Before the urban district adjustment of Hengyang in June 2001, the subdistrict of Zhengxiang governed 19 communities. After adjustment of the urban divisions, Chengbei District was dissolved and Zhengxiang Subdistrict was placed under the jurisdiction of Zhengxiang District.
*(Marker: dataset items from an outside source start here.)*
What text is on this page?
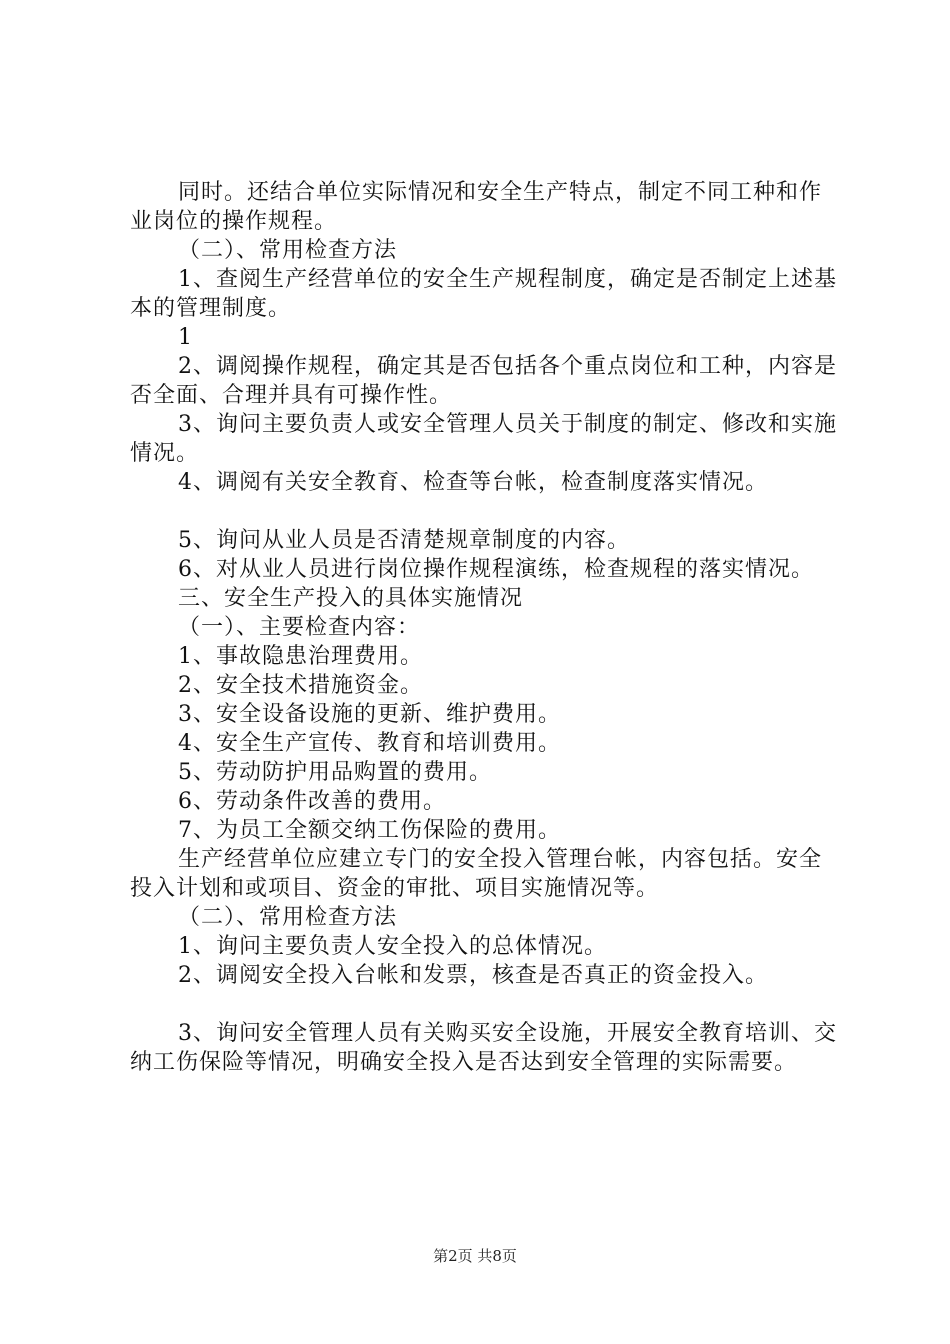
同时。还结合单位实际情况和安全生产特点，制定不同工种和作业岗位的操作规程。

（二）、常用检查方法

1、查阅生产经营单位的安全生产规程制度，确定是否制定上述基本的管理制度。

1

2、调阅操作规程，确定其是否包括各个重点岗位和工种，内容是否全面、合理并具有可操作性。

3、询问主要负责人或安全管理人员关于制度的制定、修改和实施情况。

4、调阅有关安全教育、检查等台帐，检查制度落实情况。

5、询问从业人员是否清楚规章制度的内容。

6、对从业人员进行岗位操作规程演练，检查规程的落实情况。

三、安全生产投入的具体实施情况

（一）、主要检查内容：

1、事故隐患治理费用。

2、安全技术措施资金。

3、安全设备设施的更新、维护费用。

4、安全生产宣传、教育和培训费用。

5、劳动防护用品购置的费用。

6、劳动条件改善的费用。

7、为员工全额交纳工伤保险的费用。

生产经营单位应建立专门的安全投入管理台帐，内容包括。安全投入计划和或项目、资金的审批、项目实施情况等。

（二）、常用检查方法

1、询问主要负责人安全投入的总体情况。

2、调阅安全投入台帐和发票，核查是否真正的资金投入。

3、询问安全管理人员有关购买安全设施，开展安全教育培训、交纳工伤保险等情况，明确安全投入是否达到安全管理的实际需要。

第2页 共8页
The subdistrict administered 10 of the original 19 communities, and the remaining nine communities were respectively assigned to Hongxiang Subdistrict (红湘街道), Lianhe Subdistrict (联合街道) and Changhu Township (长湖乡).

The township of Changhu (长湖乡) was merged to it on November 18, 2015, the newly established subdistrict of Zhengxiang administered four villages of Lixin, Changhu, Dali and Songting; 13 communities of Liaojiawan, Lixin 1, Lixin II, Hengshao, Shijicheng, Pinghu, Xiaojiawan, Wenjiatai, Taiping 1, Taiping II, Dayuantou, Honghu and Yanghuiqiao in 2015; it covers an area of 12.53 km2. Through the amalgamation of village-level divisions in 2016, its division was reduced to 16 from 17.

==Subdivisions==
The newly established subdistrict of Zhengxiang administered four villages and 13 communities in 2015. Through the amalgamation of village-level divisions in 2016, its division was reduced to 16 from 17, the subdistrict has three villages and 13 communities under its jurisdiction.

- 13 communities
- Dayuantou Community (大元头社区)
- Hengshao Community (衡邵社区)
- Honghu Community (红湖社区)
- Liaojiawan Community (廖家湾社区)
- First Community of Lixin Residential Area (立新小区一社区)
- Second Community of Lixin Residential Area (立新小区二社区)
- Pinghu Community (平湖社区)
- Shijicheng Community (世纪城社区)
- First Community of Taiping Residential Area (太平小区一社区)
- Second Community of Taiping Residential Area (太平小区二社区)
- Wenjiatai Community (温家台社区)
- Xiaojiawan Community (肖家湾社区)
- Yanghuiqiao Community (阳辉桥社区)

- 3 villages
- Changhu Village (长湖村)
- Dali Village (大立村)
- Songting Village (松亭村)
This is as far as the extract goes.